Ask Pat: NEVs and LSVs?

It’s been a while since I did one of these, and there are a few in the queue…

Vickie asks—

Hi Pat, I’ve been looking into NEVs lately to see if they could be a viable alternative to public transit for commuting to Vancouver. I’ve always been a huge fan and advocate of EVs but since I can’t afford a Tesla I’ve been forced to look at other options. I know that New West has a bylaw that allows for them but I’m not sure if it includes streets that have a 50km speed limit. Do you know if it does? What are your thoughts on NEVs and LSVs in general?

Frankly, I know nothing about them! For the benefit of others, NEVs are “Neighborhood Electric Vehicles”, which are essentially electric golf-cart like vehicles designed for general use, and are one category of “Low Speed Vehicles” that bridge the gap between mobility-assist scooters and automobiles. In New Westminster (and in the Motor Vehicle Act ) they are referred to as Neighbourhood Zero Emissions Vehicles (NZEVs).

Indeed, section 702 of our Street Traffic Bylaw makes them legal to operate in the City on any road where the speed limit is 50km/h or less. Perhaps strangely, they are limited to operating at no more than 40km/h by the same bylaw. The NZEV must also be labelled in compliance with the federal Motor Vehicle Safety Act.

The Provincial Motor Vehicle Act gives municipalities the power to permit their use, so don’t ask me if you can drive them over to Burnaby, Coquitlam, or Surrey). They also need to be registered and insured by ICBC, just like any other car.

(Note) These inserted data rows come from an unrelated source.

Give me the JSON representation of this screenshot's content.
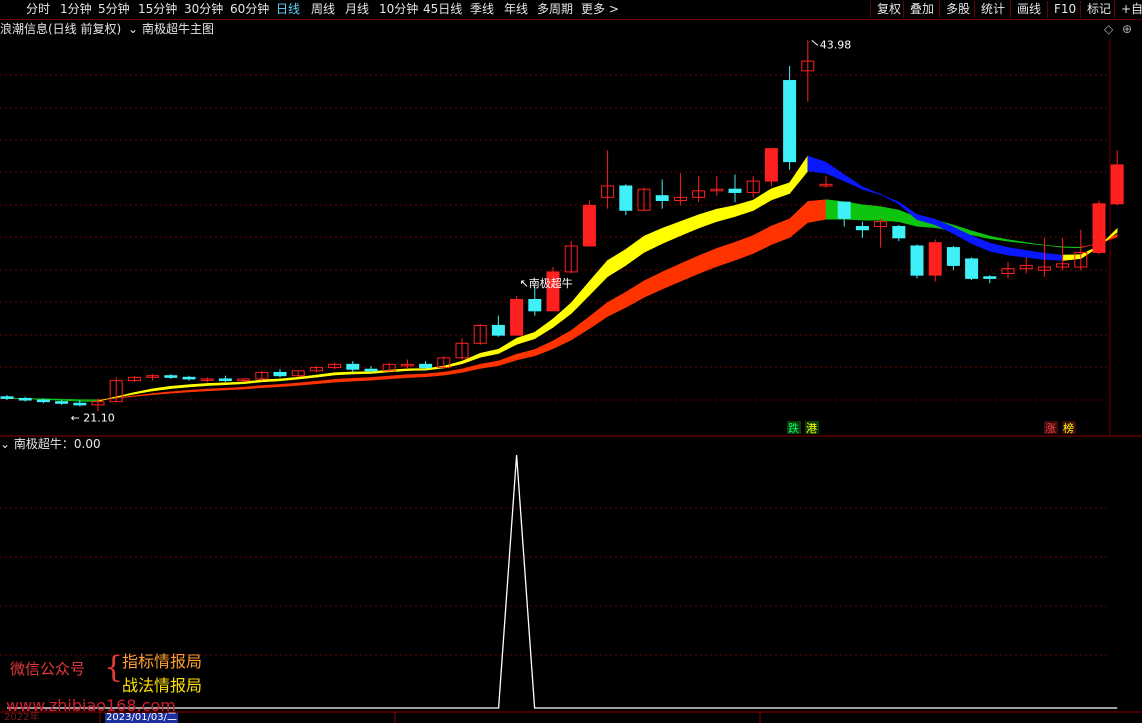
{
  "toolbar": {
    "periods": [
      {
        "label": "分时"
      },
      {
        "label": "1分钟"
      },
      {
        "label": "5分钟"
      },
      {
        "label": "15分钟"
      },
      {
        "label": "30分钟"
      },
      {
        "label": "60分钟"
      },
      {
        "label": "日线"
      },
      {
        "label": "周线"
      },
      {
        "label": "月线"
      },
      {
        "label": "10分钟"
      },
      {
        "label": "45日线"
      },
      {
        "label": "季线"
      },
      {
        "label": "年线"
      },
      {
        "label": "多周期"
      },
      {
        "label": "更多 >"
      }
    ],
    "active": "日线",
    "actions": [
      {
        "label": "复权"
      },
      {
        "label": "叠加"
      },
      {
        "label": "多股"
      },
      {
        "label": "统计"
      },
      {
        "label": "画线"
      },
      {
        "label": "F10"
      },
      {
        "label": "标记"
      },
      {
        "label": "+自选"
      }
    ]
  },
  "main_chart": {
    "title": "浪潮信息(日线 前复权)",
    "indicator": "南极超牛主图",
    "high_label": "43.98",
    "low_label": "21.10",
    "signal_label": "南极超牛",
    "tags": [
      "跌",
      "港",
      "涨",
      "榜"
    ],
    "colors": {
      "up": "#ff2020",
      "down": "#3ff0f8",
      "yellow": "#ffff00",
      "red_band": "#ff3300",
      "blue": "#0a18ff",
      "green": "#0fc40f",
      "grid": "#6b0000"
    }
  },
  "sub_chart": {
    "title": "南极超牛：0.00"
  },
  "watermark": {
    "account_label": "微信公众号",
    "brace": "{",
    "line1": "指标情报局",
    "line2": "战法情报局",
    "url": "www.zhibiao168.com"
  },
  "axis": {
    "date_label": "2023/01/03/二",
    "year_label": "2022年"
  },
  "chart_data": {
    "type": "candlestick",
    "price_range": [
      21.1,
      43.98
    ],
    "signal_values_note": "single spike to 1 at the signal bar, otherwise 0",
    "candles": [
      [
        22.0,
        22.1,
        21.8,
        21.9
      ],
      [
        21.9,
        22.0,
        21.7,
        21.8
      ],
      [
        21.8,
        21.9,
        21.6,
        21.7
      ],
      [
        21.7,
        21.8,
        21.5,
        21.6
      ],
      [
        21.6,
        21.8,
        21.4,
        21.5
      ],
      [
        21.5,
        21.9,
        21.1,
        21.7
      ],
      [
        21.7,
        23.2,
        21.7,
        23.0
      ],
      [
        23.0,
        23.3,
        22.9,
        23.2
      ],
      [
        23.2,
        23.4,
        23.0,
        23.3
      ],
      [
        23.3,
        23.4,
        23.1,
        23.2
      ],
      [
        23.2,
        23.3,
        23.0,
        23.1
      ],
      [
        23.1,
        23.2,
        22.9,
        23.1
      ],
      [
        23.1,
        23.3,
        22.9,
        23.0
      ],
      [
        23.0,
        23.1,
        22.9,
        23.1
      ],
      [
        23.1,
        23.6,
        23.0,
        23.5
      ],
      [
        23.5,
        23.7,
        23.2,
        23.3
      ],
      [
        23.3,
        23.6,
        23.2,
        23.6
      ],
      [
        23.6,
        23.9,
        23.5,
        23.8
      ],
      [
        23.8,
        24.1,
        23.7,
        24.0
      ],
      [
        24.0,
        24.2,
        23.5,
        23.7
      ],
      [
        23.7,
        23.9,
        23.5,
        23.6
      ],
      [
        23.6,
        24.1,
        23.6,
        24.0
      ],
      [
        24.0,
        24.3,
        23.7,
        24.0
      ],
      [
        24.0,
        24.2,
        23.6,
        23.8
      ],
      [
        23.8,
        24.5,
        23.8,
        24.4
      ],
      [
        24.4,
        25.6,
        24.3,
        25.3
      ],
      [
        25.3,
        26.5,
        25.2,
        26.4
      ],
      [
        26.4,
        27.0,
        25.7,
        25.8
      ],
      [
        25.8,
        28.2,
        25.8,
        28.0
      ],
      [
        28.0,
        28.8,
        27.0,
        27.3
      ],
      [
        27.3,
        30.0,
        27.3,
        29.7
      ],
      [
        29.7,
        31.6,
        29.6,
        31.3
      ],
      [
        31.3,
        34.1,
        31.3,
        33.8
      ],
      [
        34.3,
        37.2,
        33.6,
        35.0
      ],
      [
        35.0,
        35.1,
        33.2,
        33.5
      ],
      [
        33.5,
        34.9,
        33.5,
        34.8
      ],
      [
        34.4,
        35.4,
        33.6,
        34.1
      ],
      [
        34.1,
        35.8,
        33.8,
        34.3
      ],
      [
        34.3,
        35.6,
        34.0,
        34.7
      ],
      [
        34.7,
        35.6,
        34.4,
        34.8
      ],
      [
        34.8,
        35.7,
        34.0,
        34.6
      ],
      [
        34.6,
        35.6,
        34.3,
        35.3
      ],
      [
        35.3,
        37.1,
        35.0,
        37.3
      ],
      [
        41.5,
        42.4,
        36.0,
        36.5
      ],
      [
        42.1,
        43.98,
        40.2,
        42.7
      ],
      [
        35.0,
        35.6,
        34.9,
        35.1
      ],
      [
        34.0,
        34.0,
        32.5,
        33.0
      ],
      [
        32.5,
        32.8,
        31.8,
        32.3
      ],
      [
        32.5,
        33.0,
        31.2,
        32.8
      ],
      [
        32.5,
        32.6,
        31.6,
        31.8
      ],
      [
        31.3,
        31.4,
        29.3,
        29.5
      ],
      [
        29.5,
        31.7,
        29.1,
        31.5
      ],
      [
        31.2,
        31.3,
        29.8,
        30.1
      ],
      [
        30.5,
        30.6,
        29.2,
        29.3
      ],
      [
        29.4,
        29.5,
        29.0,
        29.3
      ],
      [
        29.6,
        30.3,
        29.3,
        29.9
      ],
      [
        29.9,
        30.6,
        29.6,
        30.1
      ],
      [
        29.8,
        31.8,
        29.4,
        30.0
      ],
      [
        30.0,
        31.8,
        29.8,
        30.2
      ],
      [
        30.0,
        32.3,
        29.8,
        30.9
      ],
      [
        30.9,
        34.1,
        30.8,
        33.9
      ],
      [
        33.9,
        37.2,
        33.8,
        36.3
      ]
    ]
  }
}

My thoughts on electric cars in general are fairly ambivalent. They address one of the issues related to automobile reliance (that of converting fossil fuels to airborne carcinogens and greenhouse gasses), but do not assist with all of the other negatives. Electric cars will do nothing to solve our regional congestion problem, or the ongoing road socialism that is putting so much strain in municipal coffers. They similarly do nothing to address the fundamental disconnect between building a sustainable, compact, transit-oriented and highly livable region, but are instead just another tool to facilitate sprawling growth into our ALR and surrounding greenfields.

We are fortunate in BC in that almost all of our electricity comes from sustainable sources, so electric cars do help reduce our greenhouse gas footprint, however we cannot separate the idea that moving 1000kg of metal and plastic around with you everywhere you go is simply inefficient. In places where less than 99% of the electricity is sustainably derived, the implications of a wholesale shift to electrics is daunting. Look at this diagram from the Lawrence Livermore National Laboratory:

Yes, it is US data, but the narrative is applicable to most of Canada. If you take the 24.8 Quads of energy that is derived from petroleum and goes towards transportation, and shift it up to “electricity generation”, and suggest that we have pretty much tapped as much as we can from hydroelectric power, you will see we are going to need to build a lot of solar fields and windmills to power our transportation needs.

The way I see it, electric cars are a useful stopgap technology that can be useful in addressing some parts of our current climate crisis, but they are far from the panacea for sustainable transportation and communities.

However, my Mom-in-law lives on Saturna Island, where gas is expensive, electricity is cheap, and you never have to drive more than 20 km, but almost always need a truck. If someone built a plug-in hybrid small truck (think a Prius plug-in or Chevy Volt drivetrain under a small 4×4 pick-up), I would convince her to buy one tomorrow.